What is DVI?
DVI (Digital Video Interface) is an interface and transmits analog and digital image signals from a computer to a flat screen. It replaces the old VGA interface. This had the disadvantage that analog signals lose quality with longer or inferior connection cables, resulting in reduced image quality. DVI has the advantage that digital image signals from the graphics card do not have to be converted into analog image signals, as is the case with VGA. With DVI, it was possible for the first time to route the digital image signal directly to the digital flat screen without any loss of quality. With DVI, the image data retain their digital character throughout the entire signal chain and thus remain unaltered. This has enabled DVI to hold its own against analog interfaces such as VGA with better image quality. The success of the DVI standard in the computer sector was due to its ease of use and good image quality. DVI also allows components to be connected and disconnected on the fly. This advantage makes sense when you want to replace mobile devices, such as laptops, monitors or beamers, without having to turn them off.
DVI or HDMI - the most important differences
Even though DVI connections are more and more replaced by HDMI connections, you can still find them. Especially if you are a hobbyist and deal with older devices, you will come across DVI again and again. Therefore, here is a short excursion to the advantages and disadvantages of the two connection types.
- HDMI transmits picture and sound signals in parallel. DVI can only transmit the image signal.
- If the PC is to be connected to the monitor via DVI, the appropriate audio cable is required.
- HDMI can transmit 4K or 8K, which DVI cannot.
- HDMI is suitable for home theater sound with up to six channels and 5.1 surround sound setups.
- DVI no longer plays a role in home entertainment, but is most likely used to connect a graphics card on the computer to the PC.
- The picture quality does not differ between DVI and HDMI if the signal is transmitted without interference.
- HDMI always supports HDCP (Digital Copy Protection), DVI supports HDCP only sometimes.
- If a DVI cable does not support HDCP, you will not see a picture on blurays or DVDs.
Which cable lengths are possible?
The maximum possible cable length when connecting a monitor via DVI depends on the resistance of the connecting cable as well as the quality of the signal amplification.
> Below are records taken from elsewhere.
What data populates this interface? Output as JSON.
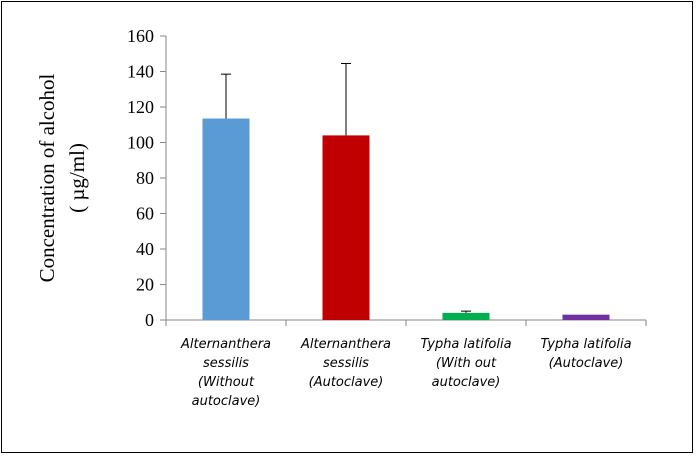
{
  "chart_data": {
    "type": "bar",
    "title": "",
    "ylabel_lines": [
      "Concentration of alcohol",
      "( µg/ml)"
    ],
    "xlabel": "",
    "ylim": [
      0,
      160
    ],
    "yticks": [
      0,
      20,
      40,
      60,
      80,
      100,
      120,
      140,
      160
    ],
    "categories": [
      {
        "lines": [
          "Alternanthera",
          "sessilis",
          "(Without",
          "autoclave)"
        ],
        "value": 113.5,
        "error": 25,
        "color": "#5b9bd5"
      },
      {
        "lines": [
          "Alternanthera",
          "sessilis",
          "(Autoclave)"
        ],
        "value": 104,
        "error": 40.5,
        "color": "#c00000"
      },
      {
        "lines": [
          "Typha latifolia",
          "(With out",
          "autoclave)"
        ],
        "value": 4,
        "error": 1,
        "color": "#00b050"
      },
      {
        "lines": [
          "Typha latifolia",
          "(Autoclave)"
        ],
        "value": 3,
        "error": 0,
        "color": "#7030a0"
      }
    ],
    "grid": false,
    "legend": "none"
  }
}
As a rule, you are on the safe side with all lengths up to 5 meters. However, more than 10 meters should not be exceeded between two cable sections without a DVI amplifier. Otherwise, with digital transmission and insufficient signal quality, the signal processing breaks down due to high bit error rates and the picture remains black.
DVI compatible extensions
DVI cables are available in different versions. So you can buy a DVI connector with different second connectors. So port A would be DVI and port B for example VGA or HDMI to easily connect your monitor and graphics card.
DVI and VGA
DVI cables are also capable of transmitting analog signals. Thus, it is possible to operate VGA-capable monitors via a suitable adapter on the DVI interface.
DVI and HDMI
The DVI interface has another advantage: it is compatible with HDMI and so it is possible to connect a computer or notebook with HDMI output to a monitor that has a DVI input. All you need is the appropriate cable with HDMI connector on one side and DVI connector on the other. You should know that DVI does not transmit audio signals. The sound must then be routed separately, for example via an extra RCA cable. Modern connections, such as HDMI, USB-C or DisplayPort, transmit both picture and sound.
What should be considered when buying?
DVI comes in three main formats. DVI-I, which transmits both analog and digital signals, DVI-D, which is made exclusively for digital video data, and DVI-A, which only processes analog signals. DVI-A is used exclusively on adapter cables for VGA. The DVI-D format is the most common connector and DVI-I is the most commonly used connector, as it is compatible with all other formats. DVI-D cables are used to create a digital connection between the output (usually the graphics card) and the flat panel monitor.